Young admits he’s no angel. He spent three-years in prison for breaking and entering. However, the same way the angels represent hope in his art, it was art that gave him hope. As a 7 or 8 year-old boy, he remembers watching his Uncle Irving paint but it wasn’t until prison that he started painting. “My uncle was a painter. He didn’t tell me nothing about it. I just watched him paint. I was a young boy. I couldn’t catch on to what he was doing. But when I was in the penitentiary I taught myself to paint. I just wanted to paint and express my feelings.”
And it was not long after repaying his debt to society that he started hanging his paintings on the outside wall of an abandoned building in Goodbread Alley, a stretch of 14th Avenue in Overtown named for a bakery. Young’s work has journeyed from that alley, where collectors and the media found it, to galleries and museums throughout South Florida and the rest of the country.
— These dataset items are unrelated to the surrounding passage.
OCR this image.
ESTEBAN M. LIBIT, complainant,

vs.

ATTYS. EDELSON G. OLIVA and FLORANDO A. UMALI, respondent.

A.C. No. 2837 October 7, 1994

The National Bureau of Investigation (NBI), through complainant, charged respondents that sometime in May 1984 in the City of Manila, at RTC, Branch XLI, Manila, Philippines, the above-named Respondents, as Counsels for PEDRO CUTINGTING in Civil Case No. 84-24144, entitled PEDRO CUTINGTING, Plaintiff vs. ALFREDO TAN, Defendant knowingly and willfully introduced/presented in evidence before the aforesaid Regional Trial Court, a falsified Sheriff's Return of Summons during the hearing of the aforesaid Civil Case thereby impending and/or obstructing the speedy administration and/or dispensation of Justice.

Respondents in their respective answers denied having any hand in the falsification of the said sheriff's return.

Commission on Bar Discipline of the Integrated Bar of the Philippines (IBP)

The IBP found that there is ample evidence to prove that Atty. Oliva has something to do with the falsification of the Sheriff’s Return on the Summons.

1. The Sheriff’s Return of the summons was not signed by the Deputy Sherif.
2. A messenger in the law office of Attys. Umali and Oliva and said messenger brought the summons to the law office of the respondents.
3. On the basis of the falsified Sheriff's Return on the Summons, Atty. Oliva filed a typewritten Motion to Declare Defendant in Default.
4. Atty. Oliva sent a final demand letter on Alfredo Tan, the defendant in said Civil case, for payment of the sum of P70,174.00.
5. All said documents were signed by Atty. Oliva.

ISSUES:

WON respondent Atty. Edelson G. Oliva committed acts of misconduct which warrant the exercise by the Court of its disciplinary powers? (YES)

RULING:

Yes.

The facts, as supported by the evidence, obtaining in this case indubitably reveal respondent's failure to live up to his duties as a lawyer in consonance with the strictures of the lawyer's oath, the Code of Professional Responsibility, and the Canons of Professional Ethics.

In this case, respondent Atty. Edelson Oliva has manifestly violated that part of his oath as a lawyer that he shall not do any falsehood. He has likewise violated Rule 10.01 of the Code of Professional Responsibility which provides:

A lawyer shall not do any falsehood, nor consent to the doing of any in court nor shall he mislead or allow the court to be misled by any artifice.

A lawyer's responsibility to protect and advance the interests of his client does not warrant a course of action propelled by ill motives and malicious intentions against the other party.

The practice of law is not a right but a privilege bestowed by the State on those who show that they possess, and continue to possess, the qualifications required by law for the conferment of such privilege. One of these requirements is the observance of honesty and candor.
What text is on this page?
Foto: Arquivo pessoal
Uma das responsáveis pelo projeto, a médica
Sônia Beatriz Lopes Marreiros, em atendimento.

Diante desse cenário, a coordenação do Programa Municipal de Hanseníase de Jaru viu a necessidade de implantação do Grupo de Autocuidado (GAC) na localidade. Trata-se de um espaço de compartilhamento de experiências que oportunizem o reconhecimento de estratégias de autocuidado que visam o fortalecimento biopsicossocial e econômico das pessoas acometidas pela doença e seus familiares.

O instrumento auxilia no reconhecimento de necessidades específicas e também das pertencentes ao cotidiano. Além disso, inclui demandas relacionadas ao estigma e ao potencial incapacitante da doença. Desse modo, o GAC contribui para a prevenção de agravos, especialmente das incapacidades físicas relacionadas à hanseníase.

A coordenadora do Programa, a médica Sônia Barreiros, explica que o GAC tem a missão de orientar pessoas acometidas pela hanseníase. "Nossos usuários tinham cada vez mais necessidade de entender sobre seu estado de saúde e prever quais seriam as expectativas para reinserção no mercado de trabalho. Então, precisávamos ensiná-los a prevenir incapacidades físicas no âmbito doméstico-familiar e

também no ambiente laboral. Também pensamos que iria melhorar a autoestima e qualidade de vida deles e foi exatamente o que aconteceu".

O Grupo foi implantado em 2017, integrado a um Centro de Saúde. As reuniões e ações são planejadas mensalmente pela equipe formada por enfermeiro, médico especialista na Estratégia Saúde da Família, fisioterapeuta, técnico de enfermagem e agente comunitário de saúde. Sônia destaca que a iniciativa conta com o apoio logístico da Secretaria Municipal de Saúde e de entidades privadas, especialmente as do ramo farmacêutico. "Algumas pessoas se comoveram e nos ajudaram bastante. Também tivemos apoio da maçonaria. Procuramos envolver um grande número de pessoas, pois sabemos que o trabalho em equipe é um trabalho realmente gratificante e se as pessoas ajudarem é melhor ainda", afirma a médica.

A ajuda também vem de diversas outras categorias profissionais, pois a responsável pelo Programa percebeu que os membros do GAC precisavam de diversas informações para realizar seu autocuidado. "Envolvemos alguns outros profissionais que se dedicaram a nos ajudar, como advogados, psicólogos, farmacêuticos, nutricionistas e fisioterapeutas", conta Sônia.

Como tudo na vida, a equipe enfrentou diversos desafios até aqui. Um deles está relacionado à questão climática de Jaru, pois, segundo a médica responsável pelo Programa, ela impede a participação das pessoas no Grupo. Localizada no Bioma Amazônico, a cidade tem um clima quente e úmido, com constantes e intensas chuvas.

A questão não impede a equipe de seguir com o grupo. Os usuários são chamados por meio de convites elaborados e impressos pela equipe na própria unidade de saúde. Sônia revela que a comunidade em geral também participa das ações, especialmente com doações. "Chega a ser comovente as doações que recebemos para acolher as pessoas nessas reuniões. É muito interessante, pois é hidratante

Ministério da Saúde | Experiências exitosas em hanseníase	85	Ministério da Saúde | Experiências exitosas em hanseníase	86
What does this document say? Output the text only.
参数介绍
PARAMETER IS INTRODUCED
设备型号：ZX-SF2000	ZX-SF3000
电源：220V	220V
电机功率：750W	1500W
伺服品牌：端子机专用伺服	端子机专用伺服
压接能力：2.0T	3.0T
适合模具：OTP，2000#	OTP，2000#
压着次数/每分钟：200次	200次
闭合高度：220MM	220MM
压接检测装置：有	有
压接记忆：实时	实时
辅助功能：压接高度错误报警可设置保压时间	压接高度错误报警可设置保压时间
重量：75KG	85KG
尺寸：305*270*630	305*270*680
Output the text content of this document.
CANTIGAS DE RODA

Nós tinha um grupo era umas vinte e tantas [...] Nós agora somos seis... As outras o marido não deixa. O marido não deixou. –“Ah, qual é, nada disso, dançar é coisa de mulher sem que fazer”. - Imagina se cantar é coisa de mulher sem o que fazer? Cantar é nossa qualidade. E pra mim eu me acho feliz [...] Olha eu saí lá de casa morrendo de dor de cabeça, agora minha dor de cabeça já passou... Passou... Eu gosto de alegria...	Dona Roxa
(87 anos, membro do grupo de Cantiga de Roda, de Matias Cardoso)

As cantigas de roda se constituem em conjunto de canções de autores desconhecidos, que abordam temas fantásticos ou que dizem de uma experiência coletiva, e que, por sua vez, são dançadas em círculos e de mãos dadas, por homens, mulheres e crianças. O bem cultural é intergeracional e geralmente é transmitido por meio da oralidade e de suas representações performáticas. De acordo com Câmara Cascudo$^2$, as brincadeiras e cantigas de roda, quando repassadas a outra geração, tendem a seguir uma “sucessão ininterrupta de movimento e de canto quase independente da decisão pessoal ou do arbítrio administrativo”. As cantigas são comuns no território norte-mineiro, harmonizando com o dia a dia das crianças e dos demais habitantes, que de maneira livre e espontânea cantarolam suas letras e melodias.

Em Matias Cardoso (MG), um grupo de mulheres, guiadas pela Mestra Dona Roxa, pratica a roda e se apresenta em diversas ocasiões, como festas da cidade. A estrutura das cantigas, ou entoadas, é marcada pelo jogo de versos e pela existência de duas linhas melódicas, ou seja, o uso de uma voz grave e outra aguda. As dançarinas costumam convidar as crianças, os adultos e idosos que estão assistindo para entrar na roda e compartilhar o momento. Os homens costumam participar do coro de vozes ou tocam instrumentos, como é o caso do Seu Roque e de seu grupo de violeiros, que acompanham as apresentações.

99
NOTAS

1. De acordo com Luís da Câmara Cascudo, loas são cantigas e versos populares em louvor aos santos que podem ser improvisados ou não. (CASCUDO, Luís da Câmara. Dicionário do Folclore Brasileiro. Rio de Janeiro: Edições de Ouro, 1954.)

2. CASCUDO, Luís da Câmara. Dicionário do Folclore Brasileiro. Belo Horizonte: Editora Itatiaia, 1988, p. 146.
“I got the idea from the wall of respect in Chicago, ”Young recalls about the project. “I just wanted to express my feelings.” He did and still does, but he has also studied other masters along the way, whose work has helped guide Young’s.
While the details of Young’s life tend to build much of the mystic around the artist and even a documentary released last year, Purvis of Overtown, Marvin Holloway, a collector who has collected art by African American artists since the late 1960s, including Young’s work, contends that rarely is Young’s artistic ability regarded with the same amazement. “They leave out the work, ”Holloway says. “People focus on Purvis the individual. Even the so-called professionals don’t spend a lot of time talking about the work’s aesthetics and the compelling character of the work or his technique. What people do, because they don’t know what to do with his work, is they call him an outsider. And that doesn’t make sense because he’s in the Smithsonian, the Bass, Miami Art Museum. At museum after museum across the country you’ll find Purvis Young. He’s in the institutions where insiders are legitimized and art history defined. The begging questions, as prolific as he is, where will he go from there?”